Looking at an insured value of 80 per cent, between 115 and 140 per cent of conventional operating costs were covered by insurance, depending on the crop insured. Under an organic scenario, only 60 to 80 per cent of operating costs were covered.
“There are definitely more costs not covered on the organic side,” Arnott said. “That is the risk you’re exposed to.”
All of this adds up to a production system that’s more economically resilient than its conventional competition, Arnott said. He noted that calculations point to the organic system’s ability to better support land purchases.
“Land costs are a big risk for profitability,” Arnott told the audience. “It’s a really big deal for farms to secure land base.”
Arnott noted that many conventional farms are high-equity operations, which is a good thing for them, because they need that equity in order to cover the risks associated with securing new land if they purchase instead of renting.
Arnott ran through some scenarios on screen that compared a high-equity (75 per cent equity) conventional farm with a low-equity (25 per cent equity) organic operation.

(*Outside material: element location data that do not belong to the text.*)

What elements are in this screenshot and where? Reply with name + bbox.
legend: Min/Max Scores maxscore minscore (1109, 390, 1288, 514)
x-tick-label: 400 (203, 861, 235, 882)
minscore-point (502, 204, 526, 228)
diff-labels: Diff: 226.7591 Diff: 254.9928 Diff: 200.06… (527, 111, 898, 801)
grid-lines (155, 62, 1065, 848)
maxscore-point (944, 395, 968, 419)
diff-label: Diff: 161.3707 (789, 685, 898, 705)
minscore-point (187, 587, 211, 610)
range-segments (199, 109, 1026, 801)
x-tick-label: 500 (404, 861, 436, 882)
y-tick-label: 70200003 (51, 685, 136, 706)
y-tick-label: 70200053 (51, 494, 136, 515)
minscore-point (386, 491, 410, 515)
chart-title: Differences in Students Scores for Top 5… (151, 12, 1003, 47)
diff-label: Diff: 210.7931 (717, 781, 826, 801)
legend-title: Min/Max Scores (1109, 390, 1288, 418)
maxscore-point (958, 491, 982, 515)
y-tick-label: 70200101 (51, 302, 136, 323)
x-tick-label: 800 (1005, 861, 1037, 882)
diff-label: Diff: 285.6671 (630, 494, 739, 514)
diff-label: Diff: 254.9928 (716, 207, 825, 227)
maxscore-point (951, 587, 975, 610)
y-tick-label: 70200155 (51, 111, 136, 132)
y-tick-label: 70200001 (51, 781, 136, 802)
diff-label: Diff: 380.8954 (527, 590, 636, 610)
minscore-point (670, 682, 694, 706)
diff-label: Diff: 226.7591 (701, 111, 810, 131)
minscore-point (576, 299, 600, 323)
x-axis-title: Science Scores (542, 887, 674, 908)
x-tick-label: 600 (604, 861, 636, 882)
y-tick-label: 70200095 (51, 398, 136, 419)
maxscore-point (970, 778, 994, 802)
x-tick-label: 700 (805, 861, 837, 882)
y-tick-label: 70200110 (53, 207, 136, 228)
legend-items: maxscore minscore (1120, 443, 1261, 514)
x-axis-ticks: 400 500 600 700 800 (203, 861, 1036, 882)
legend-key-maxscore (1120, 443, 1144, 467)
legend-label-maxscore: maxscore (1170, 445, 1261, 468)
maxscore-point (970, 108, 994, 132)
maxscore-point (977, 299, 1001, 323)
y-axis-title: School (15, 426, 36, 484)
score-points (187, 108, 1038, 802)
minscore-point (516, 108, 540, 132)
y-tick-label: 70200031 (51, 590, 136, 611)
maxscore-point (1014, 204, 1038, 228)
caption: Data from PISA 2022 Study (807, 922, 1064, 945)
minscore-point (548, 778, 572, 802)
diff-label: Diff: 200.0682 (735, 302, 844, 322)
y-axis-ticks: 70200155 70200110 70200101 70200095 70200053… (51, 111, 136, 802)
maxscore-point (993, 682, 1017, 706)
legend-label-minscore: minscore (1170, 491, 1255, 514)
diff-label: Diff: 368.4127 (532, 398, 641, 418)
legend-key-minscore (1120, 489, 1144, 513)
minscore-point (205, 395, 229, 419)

The high-equity conventional farm could pay $3,751 an acre for land and cover costs, assuming a 20-year term and an interest rate of 5.5 per cent. The low-equity organic farm could pay up to $2,893 an acre under similar terms while still covering costs. A high-equity organic farm under identical loan terms would be able to theoretically carry land with values as high as $8,678 an acre.
Looking at it another way, to buy an acre of land, a conventional farm would need to risk three acres of already-owned land to make the purchase. A low-equity organic operation would have to risk 0.34 additional acre to buy the same land.
“We know young producers have less equity,” Arnott said. “This might be the way to get into farming, or expand their farms, for some of them.”